The enums for HandType are:

  • Right
  • Left

The enums for HandJoint are:

  • HandBase
  • IndexBase
  • IndexTip
  • ThumbBase
  • ThumbTip

You can also get the forwards and upwards directions of an avatar hand as a vector so you know where the avatar hand is pointing. Use GetPointingDirection(). Forwards and Up are perpendicular to each other.

public void GetPointingDirection(HandType hand, ref Vector3 forward, ref Vector3 up)

To get the transform of the avatar's mouth, use GetMouthTransform(). This is useful when you want to spatialize avatar speech as point-source audio located at the mouth.

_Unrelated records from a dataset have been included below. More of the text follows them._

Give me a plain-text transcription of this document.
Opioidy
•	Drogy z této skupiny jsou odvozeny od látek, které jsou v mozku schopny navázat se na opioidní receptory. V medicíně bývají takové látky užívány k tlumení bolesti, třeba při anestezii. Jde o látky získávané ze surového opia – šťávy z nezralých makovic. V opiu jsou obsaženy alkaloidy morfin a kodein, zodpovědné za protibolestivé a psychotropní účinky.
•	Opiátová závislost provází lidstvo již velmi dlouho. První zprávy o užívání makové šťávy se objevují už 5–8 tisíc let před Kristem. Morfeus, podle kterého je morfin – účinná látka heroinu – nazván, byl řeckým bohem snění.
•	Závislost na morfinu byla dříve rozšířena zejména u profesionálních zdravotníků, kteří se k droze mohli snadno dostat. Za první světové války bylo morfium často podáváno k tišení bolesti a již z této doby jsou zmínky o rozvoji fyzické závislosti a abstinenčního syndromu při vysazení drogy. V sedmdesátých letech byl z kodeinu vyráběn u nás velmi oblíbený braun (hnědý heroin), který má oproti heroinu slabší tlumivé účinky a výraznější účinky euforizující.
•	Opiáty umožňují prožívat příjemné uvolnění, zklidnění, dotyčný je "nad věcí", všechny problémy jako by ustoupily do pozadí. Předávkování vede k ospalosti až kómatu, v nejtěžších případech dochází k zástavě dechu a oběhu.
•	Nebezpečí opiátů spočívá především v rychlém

public Transform GetMouthTransform()

Exploring the Social Starter Example Scene

The Social Starter example scene demonstrates using Oculus Avatars together with other Oculus Platform features such as invites, peer-to-peer networking, and VoIP.

This scene depicts a virtual room into which you can invite your friends who are also running the scene. As your friends join your room, the scene sets up a VoIP connection to transmit voice packets and a peer-to-peer connection to transmit avatar packets.

Requirements

This scene requires the following Unity packages:

  • Oculus Unity Utilities
  • Oculus Avatar SDK
  • Oculus Platform SDK

Because this scene uses Oculus Platform features, you must paste an Oculus App ID in both the Oculus Platform and the Oculus Avatars settings. For more information, see Using Unity Features.

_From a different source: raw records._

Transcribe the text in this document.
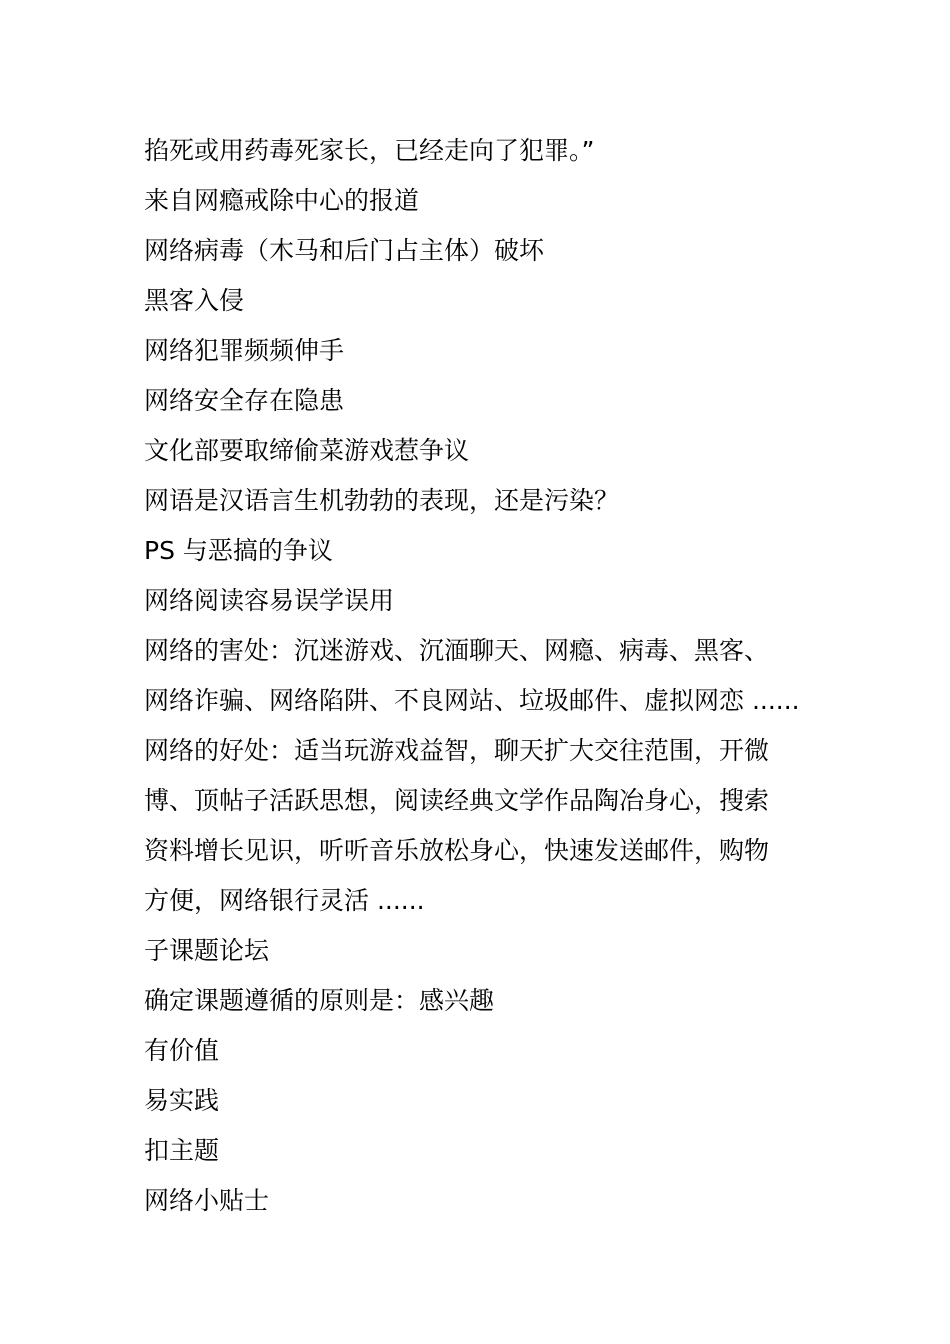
掐死或用药毒死家长，已经走向了犯罪。”
来自网瘾戒除中心的报道
网络病毒（木马和后门占主体）破坏
黑客入侵
网络犯罪频频伸手
网络安全存在隐患
文化部要取缔偷菜游戏惹争议
网语是汉语言生机勃勃的表现，还是污染？
PS 与恶搞的争议
网络阅读容易误学误用
网络的害处：沉迷游戏、沉湎聊天、网瘾、病毒、黑客、
网络诈骗、网络陷阱、不良网站、垃圾邮件、虚拟网恋 ......
网络的好处：适当玩游戏益智，聊天扩大交往范围，开微
博、顶帖子活跃思想，阅读经典文学作品陶冶身心，搜索
资料增长见识，听听音乐放松身心，快速发送邮件，购物
方便，网络银行灵活 ......
子课题论坛
确定课题遵循的原则是：感兴趣
有价值
易实践
扣主题
网络小贴士
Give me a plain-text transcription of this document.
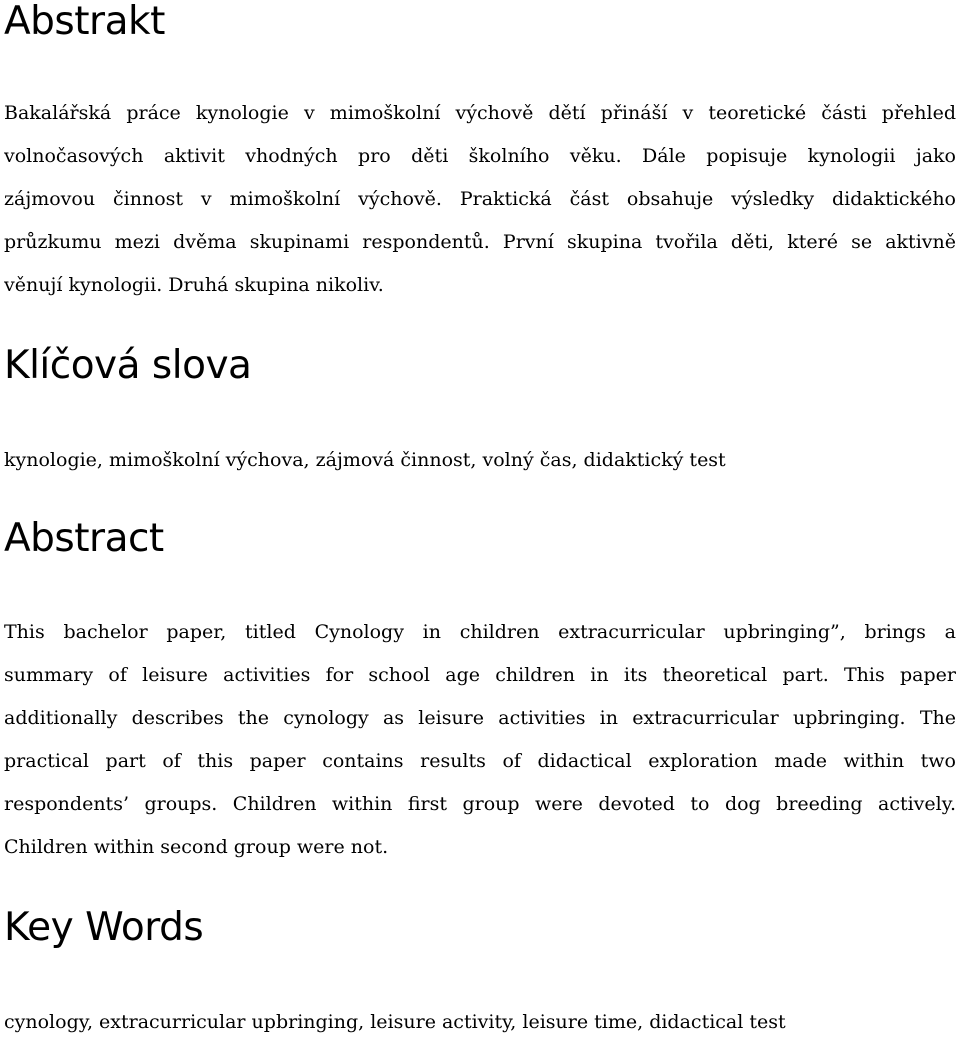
Abstrakt
Bakalářská práce kynologie v mimoškolní výchově dětí přináší v teoretické části přehled
volnočasových aktivit vhodných pro děti školního věku. Dále popisuje kynologii jako
zájmovou činnost v mimoškolní výchově. Praktická část obsahuje výsledky didaktického
průzkumu mezi dvěma skupinami respondentů. První skupina tvořila děti, které se aktivně
věnují kynologii. Druhá skupina nikoliv.
Klíčová slova

kynologie, mimoškolní výchova, zájmová činnost, volný čas, didaktický test

Abstract
This bachelor paper, titled Cynology in children extracurricular upbringing”, brings a
summary of leisure activities for school age children in its theoretical part. This paper
additionally describes the cynology as leisure activities in extracurricular upbringing. The
practical part of this paper contains results of didactical exploration made within two
respondents’ groups. Children within first group were devoted to dog breeding actively.
Children within second group were not.
Key Words

cynology, extracurricular upbringing, leisure activity, leisure time, didactical test
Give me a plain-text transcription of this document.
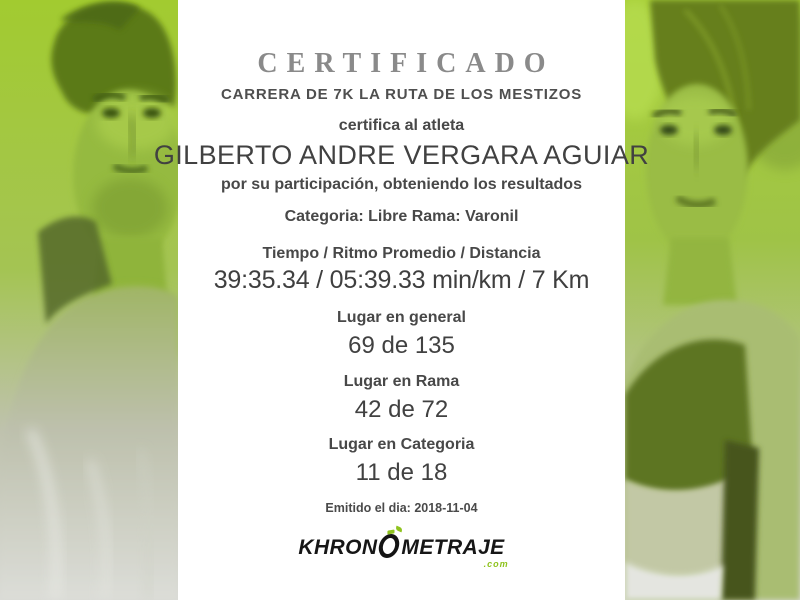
CERTIFICADO
CARRERA DE 7K LA RUTA DE LOS MESTIZOS
certifica al atleta
GILBERTO ANDRE VERGARA AGUIAR
por su participación, obteniendo los resultados
Categoria: Libre Rama: Varonil
Tiempo / Ritmo Promedio / Distancia
39:35.34 / 05:39.33 min/km / 7 Km
Lugar en general
69 de 135
Lugar en Rama
42 de 72
Lugar en Categoria
11 de 18
Emitido el dia: 2018-11-04
KHRON METRAJE
.com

Demonstrating the Social Features

In the middle of the room is a sphere. The sphere is white if you are in an online room or black if the room creation fails for any reason. The floor is blue if you are the owner of the room, green if you have joined someone else's room.

Things you can do:

  • To send an invitation, press X on your Touch controller or Back on your Gear VR controller.
  • To view the scene from a different camera, press Y on your Touch or click the trackpad on your Gear VR controller.
  • To move and turn your avatar around the room, use the thumbsticks on your Touch or the trackpad on your Gear VR controller.